西南日本の非変成浅海成白亜系砂岩の砕屑性ジルコンU–Pb年代が多数測定され,当時の日本列島の弧–海溝系における前弧堆積盆地の発達史が解明されつつある(例えば,中畑ほか,2015;長谷川ほか,2020)。これらの研究では,白亜紀末期から古第三紀の日本で,東は北関東(長谷川ほか,2020)から西は九州西部(吉田ほか,2022)まで,弧に沿って1,300 km以上にわたりほぼ共通の後背地を持った前弧堆積盆地が復元された。そこで本研究では,白亜紀–古第三紀における,西南日本の堆積盆地とその後背地の変遷をより正確に復元するため,岩相の類似性から前述の前弧堆積体の最西部に位置するとされた熊本県天草に産する非変成浅海成白亜系–古第三系砂岩中の砕屑性ジルコンのU–Pb年代を測定した。天草下島に分布する,姫浦層群上部亜層群下津深江層(FR3),古第三系の弥勒層群[赤崎層(FR2)と白岳層(BZ,ST)],本渡層群砥石層(YK),および坂瀬川層群[一町田層(MSD),二江層(FTE1),および鬼池層(OIK)]また,天草上島北部の前島に分布する,姫浦層群下部亜層群樋の島層(MS1)および弥勒層群赤崎層(MS1)の砂岩試料を採取した。

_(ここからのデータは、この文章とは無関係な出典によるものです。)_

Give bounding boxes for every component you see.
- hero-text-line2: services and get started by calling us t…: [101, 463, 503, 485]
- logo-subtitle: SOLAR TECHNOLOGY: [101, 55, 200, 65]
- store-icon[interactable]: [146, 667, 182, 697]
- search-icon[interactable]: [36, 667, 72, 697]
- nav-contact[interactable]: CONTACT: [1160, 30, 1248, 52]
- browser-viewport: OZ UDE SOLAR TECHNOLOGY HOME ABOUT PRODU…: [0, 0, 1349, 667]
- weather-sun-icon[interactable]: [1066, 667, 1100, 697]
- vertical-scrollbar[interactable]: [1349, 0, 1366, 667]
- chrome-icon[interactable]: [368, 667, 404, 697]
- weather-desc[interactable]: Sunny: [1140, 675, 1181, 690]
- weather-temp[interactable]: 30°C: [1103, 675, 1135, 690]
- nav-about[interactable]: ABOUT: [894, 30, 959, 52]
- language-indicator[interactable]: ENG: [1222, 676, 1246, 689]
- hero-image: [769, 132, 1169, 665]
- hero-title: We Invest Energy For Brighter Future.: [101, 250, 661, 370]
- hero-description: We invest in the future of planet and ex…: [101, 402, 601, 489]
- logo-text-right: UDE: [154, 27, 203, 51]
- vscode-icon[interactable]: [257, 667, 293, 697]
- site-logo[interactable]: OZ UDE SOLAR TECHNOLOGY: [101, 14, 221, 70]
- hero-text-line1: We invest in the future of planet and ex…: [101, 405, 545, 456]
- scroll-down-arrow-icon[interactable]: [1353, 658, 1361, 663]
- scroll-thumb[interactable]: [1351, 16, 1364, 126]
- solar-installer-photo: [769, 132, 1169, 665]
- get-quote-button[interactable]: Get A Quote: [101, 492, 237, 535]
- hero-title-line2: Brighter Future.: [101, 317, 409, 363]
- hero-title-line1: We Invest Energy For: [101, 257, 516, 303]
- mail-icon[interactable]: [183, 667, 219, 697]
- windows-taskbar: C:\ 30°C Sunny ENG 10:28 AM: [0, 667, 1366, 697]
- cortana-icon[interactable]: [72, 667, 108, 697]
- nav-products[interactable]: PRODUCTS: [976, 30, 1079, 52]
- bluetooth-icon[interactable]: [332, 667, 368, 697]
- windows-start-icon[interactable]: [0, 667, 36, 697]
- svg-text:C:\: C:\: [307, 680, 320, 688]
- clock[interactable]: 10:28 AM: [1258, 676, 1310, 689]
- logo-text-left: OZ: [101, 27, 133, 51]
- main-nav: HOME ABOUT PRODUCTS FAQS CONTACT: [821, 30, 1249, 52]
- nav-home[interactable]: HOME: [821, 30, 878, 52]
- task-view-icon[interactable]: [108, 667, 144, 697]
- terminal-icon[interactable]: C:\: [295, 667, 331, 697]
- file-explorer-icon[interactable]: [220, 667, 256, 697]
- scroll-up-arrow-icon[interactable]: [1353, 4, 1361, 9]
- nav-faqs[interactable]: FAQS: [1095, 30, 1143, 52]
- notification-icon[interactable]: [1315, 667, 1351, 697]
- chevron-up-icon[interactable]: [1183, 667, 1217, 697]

 最も若い粒子に基づく,姫浦層群,弥勒層群,本渡層群,および坂瀬川層群の堆積年代はそれぞれ,白亜紀最末期マーストリヒチアン,始新世イプレシアン–ルテシアン,マーストリヒチアン,始新世ルテシアン–プリアボニアンと推定された。一方,前島の姫浦層群の堆積年代はカンパニアン,弥勒層群のそれはイプレシアンと推定された。これらの年代は石灰質ナンノ化石の年代(Okada, 1992),および凝灰岩の年代(Miyake et al., 2016)と整合的である。一方,一町田層からは,初めて砕屑性ジルコン年代に基づく年代根拠が得られた。測定した112粒の中で47.3 Maの粒子が最も若く,一町田層の堆積年代はルテシアンないしそれ以降であると判断される。
 これらの砂岩の年代スペクトルは次の2パタンに分類される。すなわち,パタン1:白亜紀粒子を大量に含み,ジュラ紀–ペルム紀粒子やオルドビス紀–カンブリア紀の粒子を伴う(姫浦層群から本渡層群の7試料)。パタン2:白亜紀–ペルム紀の粒子が卓越し,明瞭なピークを持たない(坂瀬川層群の3試料)。
 既報の西南日本の白亜系–古第三系浅海成砂岩の年代スペクトルと本研究の結果を比較すると,パタン1は長崎県西部の白亜紀最末期の三ツ瀬層、始新世の香焼層(吉田ほか,2022)および四国・紀伊半島の白亜紀最末期和泉層群(中畑ほか,2016;磯﨑ほか2020)砂岩の年代スペクトルに酷似する。したがって,天草諸島の白亜系–古第三系砕屑岩が和泉層群などの白亜紀–古第三紀の前弧堆積体の最西端に相当することが、後背地の共通性からも再確認された。パタン1に顕著な古生代前期粒子は珪長質火成岩から供給されたと推定されるが,西南日本には相当する火成岩の分布は知られていない。古生代前期の砕屑粒子の起源は、構造浸食によりすでに消失した地質体か,あるいは日本海対岸の大陸塊(Greater South China)内であった可能性がある。一方,パタン2は250–70 Maの範囲になだらかに広がるピークを持ち,パタン1とは大きく異なることから,少なくともパタン2で最下位の一町田層(ルテシアン)の堆積以前に後背地の地殻構成に大きな改変があったことを示唆する。西南日本でのこの時期の地殻改変の候補として中央構造線(MTL)の出現が考えられる。天草下島ではMTL相当の低角度断層を介して、領家帯に属する砕屑岩類が三波川変成岩の構造的上位に産する。先行研究で低角度MTLの出現は暁新世サネティアン以降であったと推定されている(長谷川ほか,2019;磯﨑ほか,2020;中野ほか,2022)。本研究は,姫浦層群と弥勒層群(ルテシアン)が同じ後背地を持つ場で,約50 Maまで安定継続して堆積したことを確認した。低角度MTLの活動開始は,少なくとも九州西部では従来の推定よりも500万年以上遅かった可能性がある。
 
 引用文献 中畑ほか(2015)地学雑,124,633–656;長谷川ほか(2020)地学雑,129,49–70;Okada (1992) Jour. Geo. Soc. Japan, 98, 509–528; Miyake et al. (2016) Paleont. Res., 20, 302–311;吉田ほか(2022)地学雑,131,印刷中;中畑ほか(2016)地学雑,125,717–745;磯﨑ほか(2020)地質雑,126,639–644;長谷川ほか(2019)地学雑,128,391–417;中野ほか(2021)地学雑,130,707–728.